Dossier : IMM-8319-21

Référence : 2023 CF 489

[TRADUCTION FRANÇAISE]

Ottawa (Ontario), le 5 avril 2023

En présence de monsieur le juge Fothergill

ENTRE:

D. E.

demandeur

et

LE MINISTRE DE LA CITOYENNETÉ

ET DE L’IMMIGRATION

défendeur

JUGEMENT ET MOTIFS

I. Aperçu

[1] Le demandeur est citoyen de l’Égypte. Il sollicite le contrôle judiciaire de la décision de la Section de la protection des réfugiés [la SPR] de la Commission de l’immigration et du statut de réfugié. La SPR a conclu que le demandeur n’a pas qualité de réfugié au sens de la Convention ni qualité de personne à protéger aux termes des articles 96 et 97 de la Loi sur l’immigration et la protection des réfugiés, LC 2001, c 27.

[2] Le 1er décembre 2021, le protonotaire (maintenant juge associé) Trent Horne a accueilli la demande informelle présentée par le demandeur concernant une ordonnance modifiant l’intitulé afin de protéger son identité et de préserver son anonymat dans l’ensemble des documents et des inscriptions enregistrées dans le dossier de cour qui pourraient être accessibles au public.

[3] Le demandeur affirme qu’il craint d’être persécuté par les autorités égyptiennes en raison de ses opinions politiques présumées. La SPR a rejeté la demande d’asile du demandeur après avoir conclu qu’il n’était pas exposé à un risque crédible en Égypte et qu’il n’avait pas de crainte subjective de persécution.

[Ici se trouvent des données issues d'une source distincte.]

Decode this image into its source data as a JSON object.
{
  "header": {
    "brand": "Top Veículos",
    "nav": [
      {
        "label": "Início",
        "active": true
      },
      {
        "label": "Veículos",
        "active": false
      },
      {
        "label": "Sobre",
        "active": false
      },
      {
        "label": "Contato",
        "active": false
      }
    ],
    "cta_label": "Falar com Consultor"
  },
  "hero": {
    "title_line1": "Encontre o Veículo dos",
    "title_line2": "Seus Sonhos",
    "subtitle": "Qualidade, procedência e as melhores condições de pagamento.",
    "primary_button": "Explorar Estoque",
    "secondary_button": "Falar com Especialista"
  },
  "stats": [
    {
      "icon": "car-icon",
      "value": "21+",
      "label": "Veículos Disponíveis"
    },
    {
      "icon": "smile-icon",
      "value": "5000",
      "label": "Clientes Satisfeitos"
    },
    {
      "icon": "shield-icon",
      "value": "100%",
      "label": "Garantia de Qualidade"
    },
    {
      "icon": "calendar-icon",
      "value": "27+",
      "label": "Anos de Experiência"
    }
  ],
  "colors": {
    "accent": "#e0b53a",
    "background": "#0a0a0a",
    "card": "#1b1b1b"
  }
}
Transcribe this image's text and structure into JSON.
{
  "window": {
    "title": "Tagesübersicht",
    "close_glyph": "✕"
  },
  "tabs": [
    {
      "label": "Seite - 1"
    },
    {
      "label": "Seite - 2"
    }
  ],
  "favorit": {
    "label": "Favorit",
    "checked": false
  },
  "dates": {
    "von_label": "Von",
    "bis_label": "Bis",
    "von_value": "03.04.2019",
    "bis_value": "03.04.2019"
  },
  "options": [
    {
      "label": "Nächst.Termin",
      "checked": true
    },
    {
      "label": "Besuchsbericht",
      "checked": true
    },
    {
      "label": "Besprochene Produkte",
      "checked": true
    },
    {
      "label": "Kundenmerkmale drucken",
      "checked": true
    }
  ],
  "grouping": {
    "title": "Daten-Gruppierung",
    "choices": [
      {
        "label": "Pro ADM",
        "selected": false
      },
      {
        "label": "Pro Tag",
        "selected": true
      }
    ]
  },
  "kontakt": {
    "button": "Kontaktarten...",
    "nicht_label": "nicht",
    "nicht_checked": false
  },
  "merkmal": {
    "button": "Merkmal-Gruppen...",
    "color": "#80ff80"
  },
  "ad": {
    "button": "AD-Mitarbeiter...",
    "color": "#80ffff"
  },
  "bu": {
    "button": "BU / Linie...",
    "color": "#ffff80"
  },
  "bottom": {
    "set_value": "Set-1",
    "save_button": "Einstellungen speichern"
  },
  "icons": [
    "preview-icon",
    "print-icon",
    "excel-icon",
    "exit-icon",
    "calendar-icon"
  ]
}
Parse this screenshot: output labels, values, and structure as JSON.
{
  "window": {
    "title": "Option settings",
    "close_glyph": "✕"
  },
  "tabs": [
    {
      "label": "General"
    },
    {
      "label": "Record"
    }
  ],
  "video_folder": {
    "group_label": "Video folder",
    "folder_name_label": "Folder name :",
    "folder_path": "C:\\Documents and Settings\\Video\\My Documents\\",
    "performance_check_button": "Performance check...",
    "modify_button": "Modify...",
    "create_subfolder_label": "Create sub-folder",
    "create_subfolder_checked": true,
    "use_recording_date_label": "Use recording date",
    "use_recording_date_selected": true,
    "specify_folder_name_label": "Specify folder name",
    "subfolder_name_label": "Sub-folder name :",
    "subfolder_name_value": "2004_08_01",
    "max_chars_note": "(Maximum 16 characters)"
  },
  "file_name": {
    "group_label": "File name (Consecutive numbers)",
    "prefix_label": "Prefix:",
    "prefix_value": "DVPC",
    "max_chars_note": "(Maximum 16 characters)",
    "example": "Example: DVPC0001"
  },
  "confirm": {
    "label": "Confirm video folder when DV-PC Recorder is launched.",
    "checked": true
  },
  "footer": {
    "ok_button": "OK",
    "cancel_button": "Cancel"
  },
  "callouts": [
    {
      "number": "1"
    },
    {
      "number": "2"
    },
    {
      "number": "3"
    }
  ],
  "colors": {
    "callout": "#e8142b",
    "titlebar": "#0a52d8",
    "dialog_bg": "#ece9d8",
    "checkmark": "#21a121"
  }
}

[4] La SPR a conclu à tort que le demandeur n’avait pas de crainte subjective en raison de son omission de demander l’asile plus tôt et a de façon déraisonnable relevé des contradictions dans sa description de son arrestation par la police égyptienne en novembre 2018. La demande de contrôle judiciaire est donc accueillie.

II. Contexte

[5] Le demandeur est né au Caire, en Égypte. Il a déménagé à Dubaï, aux Émirats arabes unis, en 2003 pour tirer parti d’une possibilité d’emploi. Pendant qu’il résidait à Dubaï, le demandeur est souvent retourné en Égypte pour rendre visite à sa mère. Il a pris part à des manifestations contre le gouvernement égyptien à l’occasion.

[6] Au cours d’un voyage en Égypte, en novembre 2018, le demandeur se rendait faire renouveler son permis de travail pour le Koweït lorsqu’il a été arrêté par la police en même temps que d’autres personnes qui manifestaient contre le gouvernement. La police l’a interrogé au sujet de sa présence au Caire et l’a accusé de faire partie des Frères musulmans, organisation politique qui est interdite en Égypte. Le demandeur a été remis en liberté le lendemain après qu’il eut affirmé qu’il avait un lien de parenté avec le juge en chef du tribunal civil.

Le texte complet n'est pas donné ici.